So, how do you start an emergency fund?
- Create and analyze your monthly budget to see what you can afford to put aside in savings
- Set aside a certain amount each month or each paycheque
- Set up either a Tax-Free Savings Account (TFSA) or High-Interest Savings Account (HISA)
- Disconnect it from your debit card so you won’t spend it
- Pay yourself first
- Automate those payments
1. Set a monthly budget and find out what you can set aside each month
- Choose your budget tracker of choice. It could be Excel, an online tool or an app of choice
- Collect receipts, bills and pay stubs for the past six months. Some expenses will be the same amount each month (mortgage, rent, credit cards), while others might change depending on usage (hydro, entertainment, food, transport)

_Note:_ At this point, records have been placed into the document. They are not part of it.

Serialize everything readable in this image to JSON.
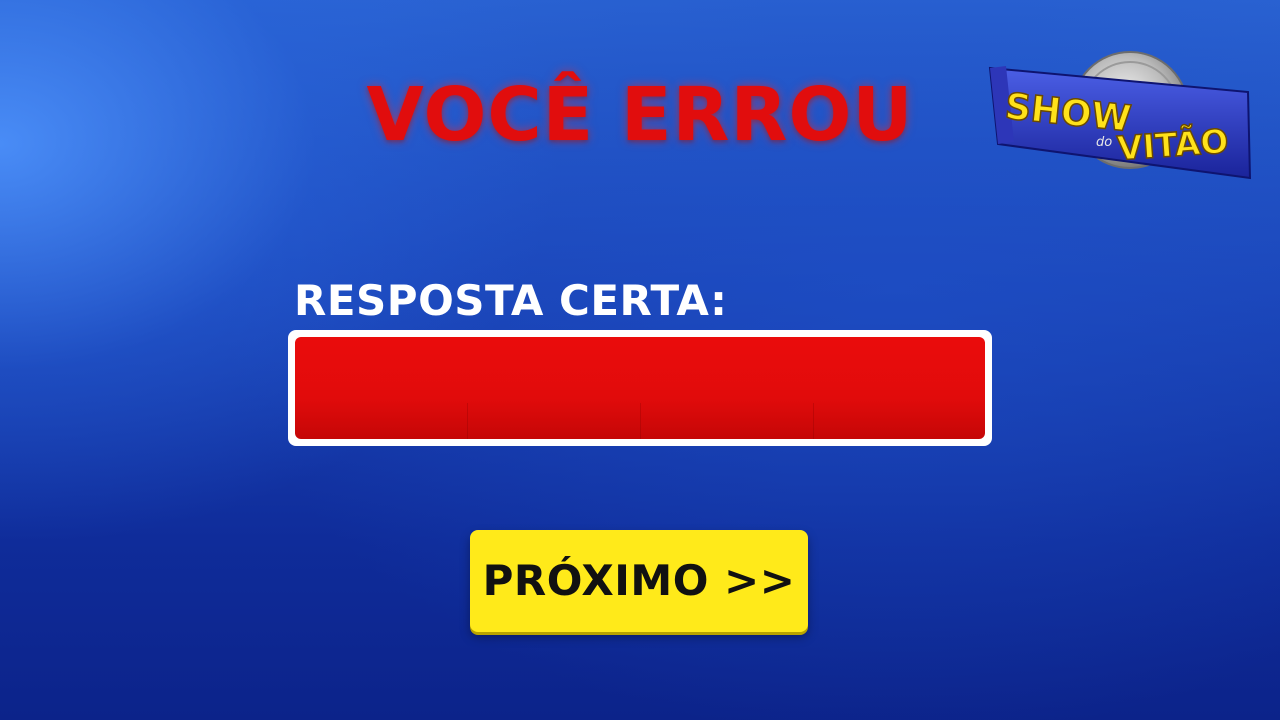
{
  "headline": "VOCÊ ERROU",
  "answer": {
    "label": "RESPOSTA CERTA:",
    "value": ""
  },
  "next_button": {
    "label": "PRÓXIMO >>"
  },
  "logo": {
    "word_top": "SHOW",
    "word_small": "do",
    "word_bottom": "VITÃO",
    "icon": "bitcoin-coin-icon"
  },
  "colors": {
    "background_top": "#2a63d2",
    "background_bottom": "#0c238a",
    "headline": "#e10d0d",
    "answer_fill": "#e10b0b",
    "button": "#ffea1a"
  }
}
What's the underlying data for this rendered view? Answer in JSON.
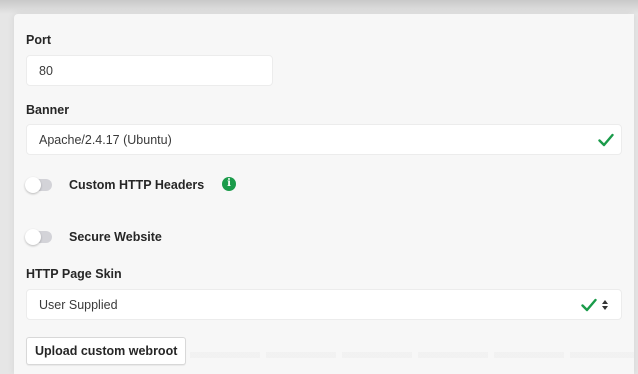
{
  "port": {
    "label": "Port",
    "value": "80"
  },
  "banner": {
    "label": "Banner",
    "value": "Apache/2.4.17 (Ubuntu)",
    "valid_icon": "check-icon"
  },
  "custom_headers": {
    "label": "Custom HTTP Headers",
    "enabled": false,
    "info_icon": "info-icon",
    "info_glyph": "i"
  },
  "secure_website": {
    "label": "Secure Website",
    "enabled": false
  },
  "page_skin": {
    "label": "HTTP Page Skin",
    "value": "User Supplied",
    "valid_icon": "check-icon",
    "select_icon": "select-arrows-icon"
  },
  "upload_button": {
    "label": "Upload custom webroot"
  },
  "colors": {
    "accent_green": "#1a9b4a",
    "toggle_off": "#d3d3d8",
    "panel_bg": "#f7f7f7"
  }
}
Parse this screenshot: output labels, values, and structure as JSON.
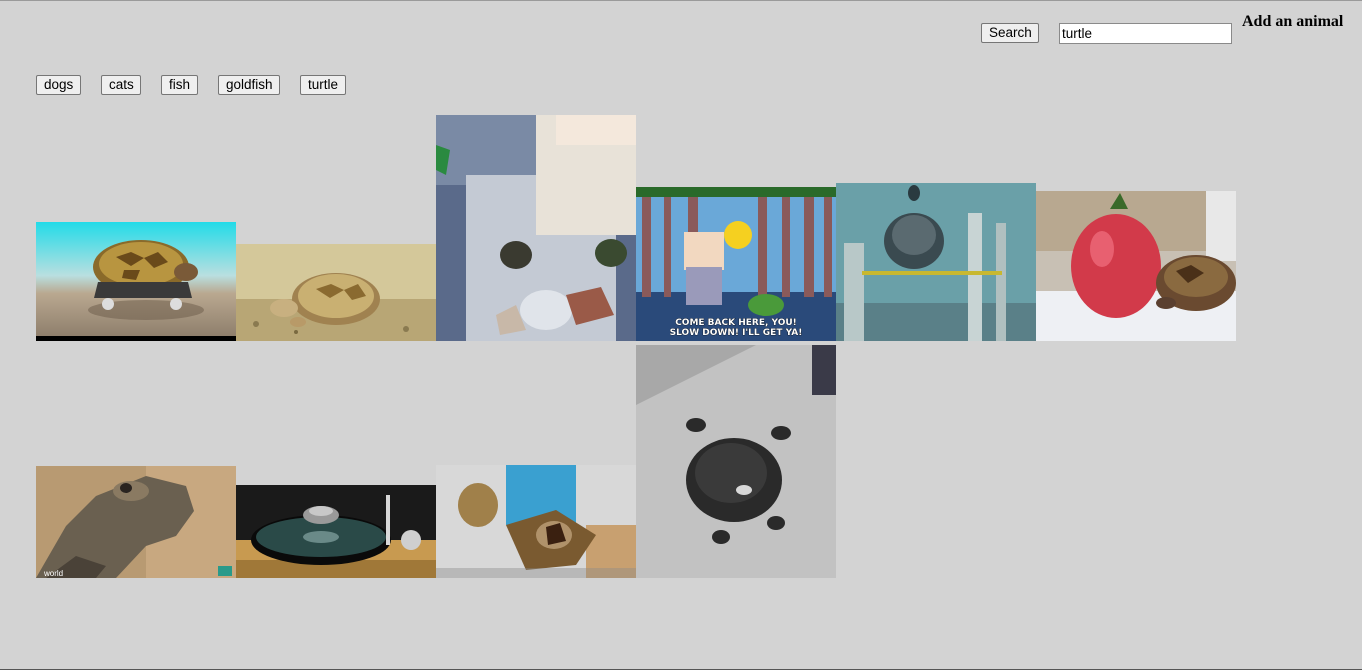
{
  "search": {
    "button_label": "Search",
    "query": "turtle"
  },
  "add_animal": {
    "label": "Add an animal"
  },
  "category_buttons": [
    {
      "label": "dogs"
    },
    {
      "label": "cats"
    },
    {
      "label": "fish"
    },
    {
      "label": "goldfish"
    },
    {
      "label": "turtle"
    }
  ],
  "gifs": [
    {
      "subject": "tortoise on skateboard",
      "overlay_text": ""
    },
    {
      "subject": "baby tortoise on sand",
      "overlay_text": ""
    },
    {
      "subject": "baby turtles in tank",
      "overlay_text": ""
    },
    {
      "subject": "grampa simpson chasing turtle",
      "overlay_text": "COME BACK HERE, YOU! SLOW DOWN! I'LL GET YA!"
    },
    {
      "subject": "turtle on perch",
      "overlay_text": ""
    },
    {
      "subject": "tortoise beside tomato",
      "overlay_text": ""
    },
    {
      "subject": "giant tortoise head",
      "overlay_text": "world"
    },
    {
      "subject": "turtle on record player",
      "overlay_text": ""
    },
    {
      "subject": "snapping turtle held up",
      "overlay_text": ""
    },
    {
      "subject": "turtle spinning on back",
      "overlay_text": ""
    }
  ]
}
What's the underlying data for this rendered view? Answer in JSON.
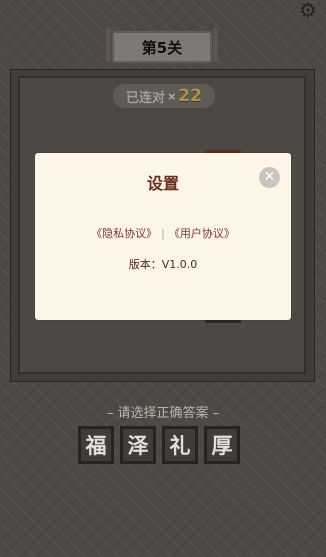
{
  "header": {
    "settings_icon": "gear-icon",
    "level_title": "第5关"
  },
  "streak": {
    "label": "已连对",
    "multiplier": "×",
    "count": "22"
  },
  "prompt": "– 请选择正确答案 –",
  "answers": [
    "福",
    "泽",
    "礼",
    "厚"
  ],
  "modal": {
    "title": "设置",
    "close_icon": "close-icon",
    "privacy_link": "《隐私协议》",
    "separator": "|",
    "user_link": "《用户协议》",
    "version": "版本：V1.0.0"
  },
  "colors": {
    "modal_title": "#6b2c22",
    "modal_bg": "#fcf5e8",
    "streak_number": "#c8a35a"
  }
}
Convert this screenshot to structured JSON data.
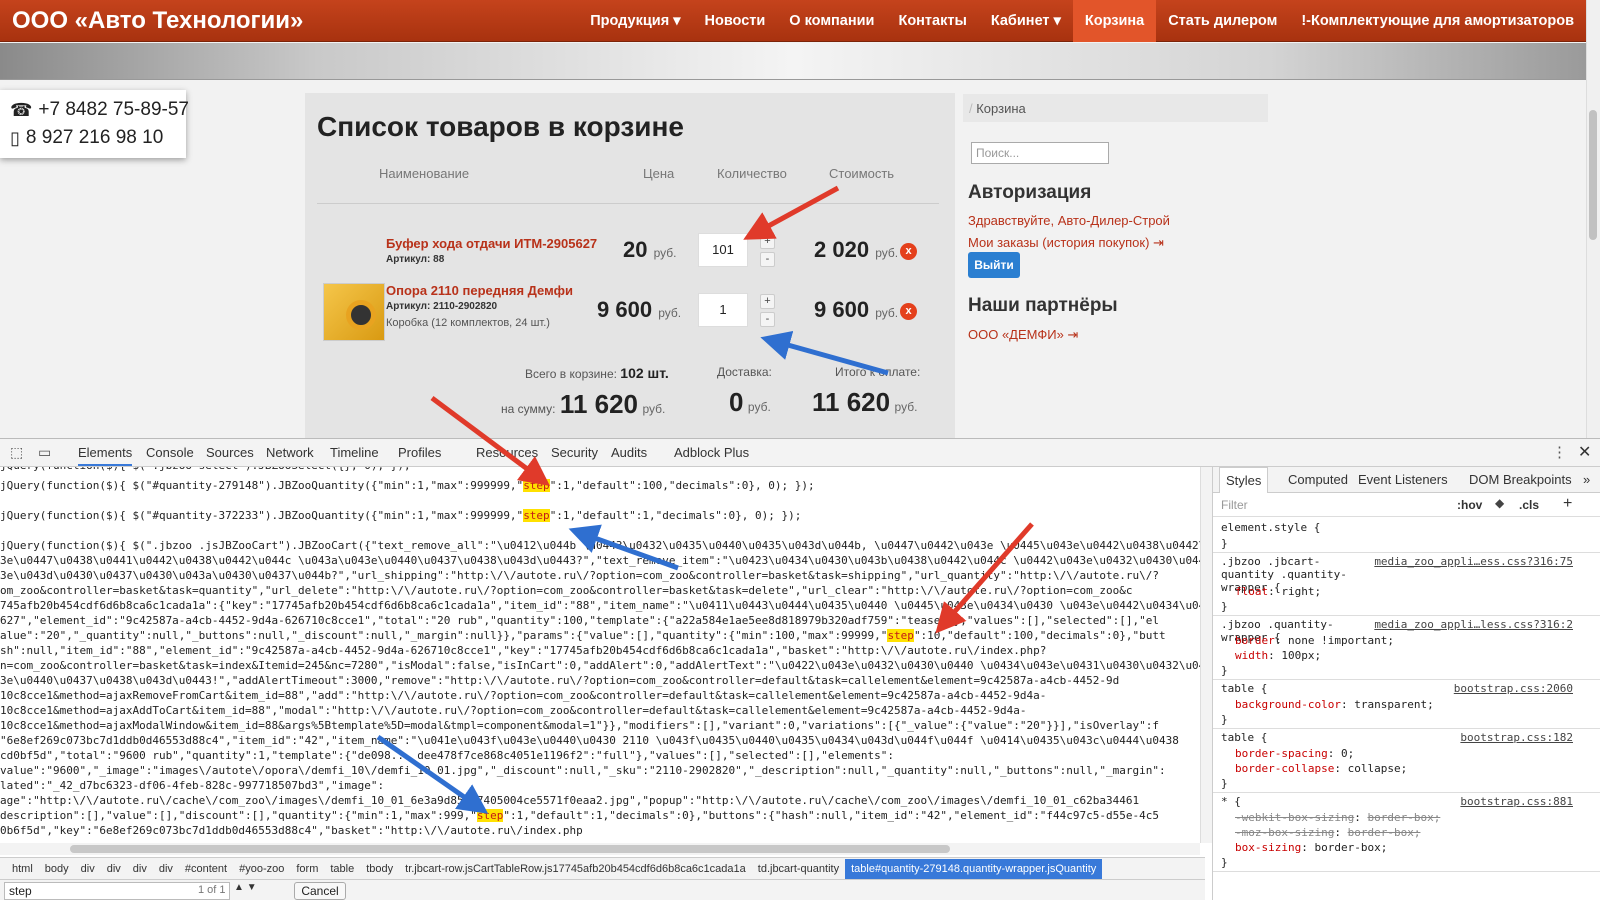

- Enter those numbers into the budget (if numbers differ monthly, use the average)
- Be as accurate as you can–look at the information you’ve added and adjust, add or subtract as needed
- Review your budget to see if there are any categories where you can spend less (some budget apps offer suggestions where you can cut back)
Some experts suggest saving 10% of your salary, but if that’s difficult, start by saving what you can, even if that’s $10 to $20 a month. TFSA savings accounts and high-interest savings accounts offer a higher interest rate than traditional savings accounts, so your money can compound at a higher rate over the same period of time.
If you have debt, you’ll want to pay that off as quickly as possible because the debt’s interest rate is higher than the earn rate on your emergency fund. That way, once you’ve paid off the higher-interest debt, you can redirect that money towards your emergency fund, which should feel pretty easy to do, because you’ve already developed the habit of saving money.
2. Choose the right savings account for an emergency fund
Where should you put your emergency fund? There are two ideal options: inside a TFSA, or a regular high-interest savings account.
Tax-Free Savings Account
A TFSA is a registered investment or savings account that allows you to invest in a number of different instruments, including ETFs, stocks, bonds and cash, for tax-free gains. The amount of money you can deposit is limited to $6,000 per year, to a lifetime maximum total contribution amount of $69,500 as of 2020. Any amount you don’t use in a given year remains available to you going forward, so it isn’t a “use it this year or lose it” situation.
TFSAs are very flexible and are the best option for an emergency fund because you can use them for any short- and long-term savings goals, and you can make tax-free withdrawals. (RRSPs, on the other hand, require you to claim any withdrawals as income.) TFSA savings accounts can also offer a higher interest rate than the average savings account, currently around 2.0%.